Buchlaやモジュラーシンセでパッチを組んで、そのような素晴らしいサウンドを生み出すのはかなり大変に思えますが、モジュラーシンセの「テーブルの上を綺麗に片付けてまたゼロから始める」というアプローチをどう捉えていますか?

 

俺にとってモジュラーシンセはまず楽器であることが重要だ。この考え方が、他の多くのモジュラーシンセユーザーと俺の違いだ。特にEurorackのユーザーとは違うね。BuchlaやMakenoise、VerbosやHarvestman、Livewireでも何でも構わないが、とにかく俺は "楽器をデザインしている" という人間のヴィジョンが好きなんだ。それがモジュラーかどうかはまた別の話だ。モジュラーシンセの好きなところは、真っ白なキャンバスからスタートできるところだ。あと、モジュラーシンセにはルールもない。俺は「アイディアは頭の中にある。あとは道具があれば良い」という考えに同意できない。俺に言わせればそんなのはウソだね。俺の中にアイディアが生まれるのは、俺に挑んでくる何かを前にしているからだ。

 

あと、モジュラーシンセについて俺が気に入っているもうひとつの点は、ひとつのモジュールに飽きたら、そのモジュールを取り外して他のモジュールと入れ替えられるところだ。いくつかのモジュールを取り出して小さく分けてまとめられる点も気に入っている。一部のモジュールを取り出すと、それらにより多くの時間を費やすことになるから、特定のモジュールの知識を深められる。大きなキャビネットとは違ってね。友人たちは俺のことをEurorack系モジュールに関しては小難しい老人みたいだと言うが、それは俺が素晴らしいと思えるクリエイティブプロセスを省略しているものが多いと思っているからさ。そのプロセスとは、機材の制限が生み出すプロセスだ。最近はデジタルモジュールが存在する。それはそれで構わないが、そういうモジュールはできることが多すぎるんだ。
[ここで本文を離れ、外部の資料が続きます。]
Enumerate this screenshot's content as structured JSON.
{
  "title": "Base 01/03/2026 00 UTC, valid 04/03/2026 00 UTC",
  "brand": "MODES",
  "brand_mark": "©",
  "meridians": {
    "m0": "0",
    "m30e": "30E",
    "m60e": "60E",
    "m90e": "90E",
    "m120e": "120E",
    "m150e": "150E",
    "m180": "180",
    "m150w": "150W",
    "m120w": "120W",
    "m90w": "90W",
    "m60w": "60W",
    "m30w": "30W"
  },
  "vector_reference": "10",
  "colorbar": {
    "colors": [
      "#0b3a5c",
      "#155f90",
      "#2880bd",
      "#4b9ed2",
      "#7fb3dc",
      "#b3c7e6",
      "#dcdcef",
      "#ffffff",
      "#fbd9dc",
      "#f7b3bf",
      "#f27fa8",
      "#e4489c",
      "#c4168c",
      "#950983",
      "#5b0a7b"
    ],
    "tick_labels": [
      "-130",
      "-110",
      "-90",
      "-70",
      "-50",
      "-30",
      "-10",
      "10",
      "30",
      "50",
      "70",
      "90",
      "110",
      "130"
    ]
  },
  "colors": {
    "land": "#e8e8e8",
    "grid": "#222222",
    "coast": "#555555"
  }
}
スピーカーに直接つなぐだけでいきなり素晴らしいサウンドが生み出せるものや、7種類の音声合成方法を備えているものもある。俺に言わせれば、そういうモジュールは「ハンドメイド、数量限定、ナンバリングとサイン付きの冷凍食品」みたいなものさ。別に悪口を言いたいわけじゃないが、要するに、そういうモジュールは俺のやりたいことを全部やってしまうんだ。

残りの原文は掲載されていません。